Taxpayers are on the hook

Last reviewed: September 2009

No matter how much the banks lend, the transaction is almost risk-free for them because it is guaranteed by the federal government through the insurance fund.

That insurance comes into play in certain situations, including when a loan goes into foreclosure after the death of a borrower with no heirs or when a borrower fails to pay taxes and insurance on the property. It also can occur if the proceeds from the sale of the house won't cover the balance owed, as is often the case with declining home values. Together, those two categories of lenders' claims against the federal insurance fund have grown to a cumulative total of $109.4 million from late 1993 through May of this year.

But an even bigger source of claims on the insurance fund is loans that have neared their limit. The bank can be reimbursed by the insurance fund once the balance owed on the mortgage reaches 98 percent of the loan's maximum lending limit, a dollar amount set at the time the mortgage is approved. The FHA then pays the lender 98 percent of the loan and takes on responsibility for servicing the loan as long as the borrower lives at the property. Just how many of those claims will result in insurance-fund losses won't be known until those homes are sold.

As more reverse-mortgage balances hit that 98 percent figure, that category of claim payouts to lenders is now by far the largest, totaling more than $1.36 billion by May 2009, up from $128,753 in late 1993.

Claims by lenders vary markedly, our study shows. One of the biggest lenders, Wells Fargo, sought or issued claims for 2 percent of the 115,075 loans it generated. But that figure was 25.1 percent for AmeriFirst Mortgage Corp., which issued 1,856 mortgages, primarily in the Northeast. Part of the reason could be that AmeriFirst issued its loans in the early years of the program and none in recent years. As loans age, there is a growing likelihood they will tap the insurance fund, adding to the concerns about the program's future.

But there's also a worrisome trend among newer loans, according to our study. Although the numbers are small, loans issued in 2005 were more than twice as likely to result in a claim on the insurance fund three years later as loans issued in 2002. That suggests that some borrowers might be exhausting their equity sooner than expected and that the government might face the prospect of more bailouts down the road.

Borrowers pay hefty premiums for the federal insurance backing these loans—up to $6,000 up front plus fees that equal 0.5 percent of the principal amount each year—but lenders reap the benefits.

Until now, income from the insurance premiums that reverse mortgage borrowers pay has more than covered payouts to settle claims, but HUD's request for money is an indication of possible red ink ahead. Burns at the FHA says the growth in claims is simply a shift that reflects the longevity of some loans.

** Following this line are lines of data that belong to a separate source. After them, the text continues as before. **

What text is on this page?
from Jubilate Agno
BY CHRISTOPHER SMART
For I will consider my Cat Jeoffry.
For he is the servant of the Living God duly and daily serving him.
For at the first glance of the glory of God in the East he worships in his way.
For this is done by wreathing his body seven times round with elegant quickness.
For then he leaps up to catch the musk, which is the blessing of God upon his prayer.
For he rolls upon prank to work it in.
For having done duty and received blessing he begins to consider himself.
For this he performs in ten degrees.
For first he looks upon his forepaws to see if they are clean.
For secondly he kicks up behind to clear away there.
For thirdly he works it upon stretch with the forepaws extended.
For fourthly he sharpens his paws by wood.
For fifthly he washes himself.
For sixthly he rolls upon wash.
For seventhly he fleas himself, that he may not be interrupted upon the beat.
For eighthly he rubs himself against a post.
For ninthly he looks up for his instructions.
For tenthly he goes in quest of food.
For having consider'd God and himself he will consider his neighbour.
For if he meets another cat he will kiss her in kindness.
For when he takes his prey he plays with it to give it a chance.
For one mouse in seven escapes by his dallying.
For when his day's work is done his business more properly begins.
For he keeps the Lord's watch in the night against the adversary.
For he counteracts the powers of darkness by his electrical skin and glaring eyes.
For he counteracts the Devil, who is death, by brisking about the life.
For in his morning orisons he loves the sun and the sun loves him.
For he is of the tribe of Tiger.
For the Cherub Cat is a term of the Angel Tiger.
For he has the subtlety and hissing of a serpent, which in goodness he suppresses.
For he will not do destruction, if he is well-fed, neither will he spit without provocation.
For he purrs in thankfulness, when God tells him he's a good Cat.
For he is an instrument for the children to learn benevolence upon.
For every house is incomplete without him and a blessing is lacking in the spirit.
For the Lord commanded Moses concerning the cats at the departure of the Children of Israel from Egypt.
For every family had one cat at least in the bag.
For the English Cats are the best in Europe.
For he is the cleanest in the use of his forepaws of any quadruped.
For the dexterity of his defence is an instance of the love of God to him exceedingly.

But with almost $800 million in reserve funds requested, officials are concerned. "We're talking about a huge growth in the potential liability to the American taxpayer," says Sen. McCaskill. She asks, "If this is a good lending tool and a good value for the federal government, then why isn't there a proprietary market for reverse mortgages now?"

The insurance-fund claims might also grow as borrowers have trouble paying for the upkeep, property taxes, or insurance on their homes. FHA rules require lenders to take foreclosure action in such cases, but none has done so to date, Burns says. Bell, of the reverse-mortgage lenders association, says the issue has been "a political hot potato" because neither HUD nor the Federal National Mortgage Association (Fannie Mae), which purchases reverse mortgages on the secondary market, wants to "be accused of throwing Grandma out of her house."